Since the row is written effectively at this point, and not edited later, you can see these item sets already show whether they have shift/reduce or reduce/reduce errors. If you're filling the row, just check whether the cell contains things before filling it up.

Because you're filling the table up by appending the newfound states. You will fill the table by repeating what you did for the first kernel item set for the subsequent kernel item sets. In summary: closure -> group -> match -> fill up table.

Finally

I still need some experience from LR parsers. For example, the parsing table generation for my language seems to take seconds on my intel Q9550. I'm not sure whether generating parsing tables just consume lot of time, or if I've done something wrong.

To some extent, restricting the grammar in my programming language to LR(1) parsing seems to expose the most unreadable structures of my language, forcing me to locate and cover the corner cases. This far my parser just shows shift/reduce reduce/reduce errors for the whole table. I guess improving the error messages of my parser might let me shift finding the corner cases for the parser generator.

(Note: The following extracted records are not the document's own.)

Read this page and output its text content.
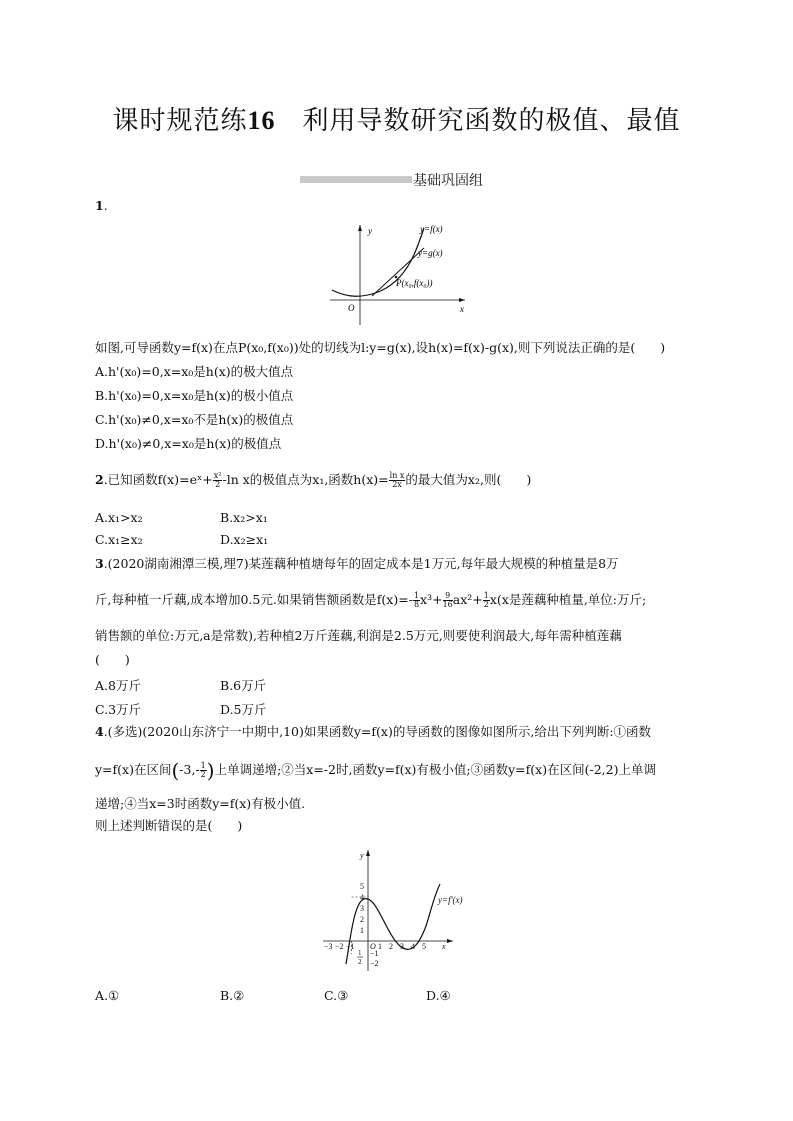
课时规范练16　 利用导数研究函数的极值、最值
基础巩固组
1.
y
x
O
y=f(x)
y=g(x)
P(x₀,f(x₀))
如图,可导函数y=f(x)在点P(x₀,f(x₀))处的切线为l:y=g(x),设h(x)=f(x)-g(x),则下列说法正确的是(　　)
A.h'(x₀)=0,x=x₀是h(x)的极大值点
B.h'(x₀)=0,x=x₀是h(x)的极小值点
C.h'(x₀)≠0,x=x₀不是h(x)的极值点
D.h'(x₀)≠0,x=x₀是h(x)的极值点
2.已知函数f(x)=eˣ+ $\frac{\text{x²}}{2} -\ln$ x的极值点为x₁,函数$h(x)= \frac{\text{ln x}}{2x}$ 的最大值为x₂,则(　　)
A.x₁>x₂	B.x₂>x₁
C.x₁≥x₂	D.x₂≥x₁
3.(2020湖南湘潭三模,理7)某莲藕种植塘每年的固定成本是1万元,每年最大规模的种植量是8万
斤,每种植一斤藕,成本增加0.5元.如果销售额函数是$f(x)=- \frac{1}{8} x^3+ \frac{9}{16} ax^2+ \frac{1}{2} x(x$是莲藕种植量,单位:万斤;
销售额的单位:万元,a是常数),若种植2万斤莲藕,利润是2.5万元,则要使利润最大,每年需种植莲藕
(　　)
A.8万斤	B.6万斤
C.3万斤	D.5万斤
4.(多选)(2020山东济宁一中期中,10)如果函数y=f(x)的导函数的图像如图所示,给出下列判断:①函数
y=f(x)在区间($-3,- \frac{1}{2}$ )上单调递增;②当x=-2时,函数y=f(x)有极小值;③函数y=f(x)在区间(-2,2)上单调
递增;④当x=3时函数y=f(x)有极小值.
则上述判断错误的是(　　)
−3 −2 −1 O 1 2 3 4 5 x
1
2
3
4
5
y
−1
−2
1
2
y=f′(x)
A.①	B.②	C.③	D.④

For a someone learning the language, it might be good that the parser is analysing the code with the smallest piece first, from left to right. It matches the thing what happens when you're concentrating to extract meaning.

In other hand, if one is interested to parse the language like it's read. It might be useful to study focals, as experienced people might use those to read. Focal is an unit of sight. Pair of parentheses form a focal, as well as other symbols or keywords. The different focals have a strength, and whatever comes around them defines what there is.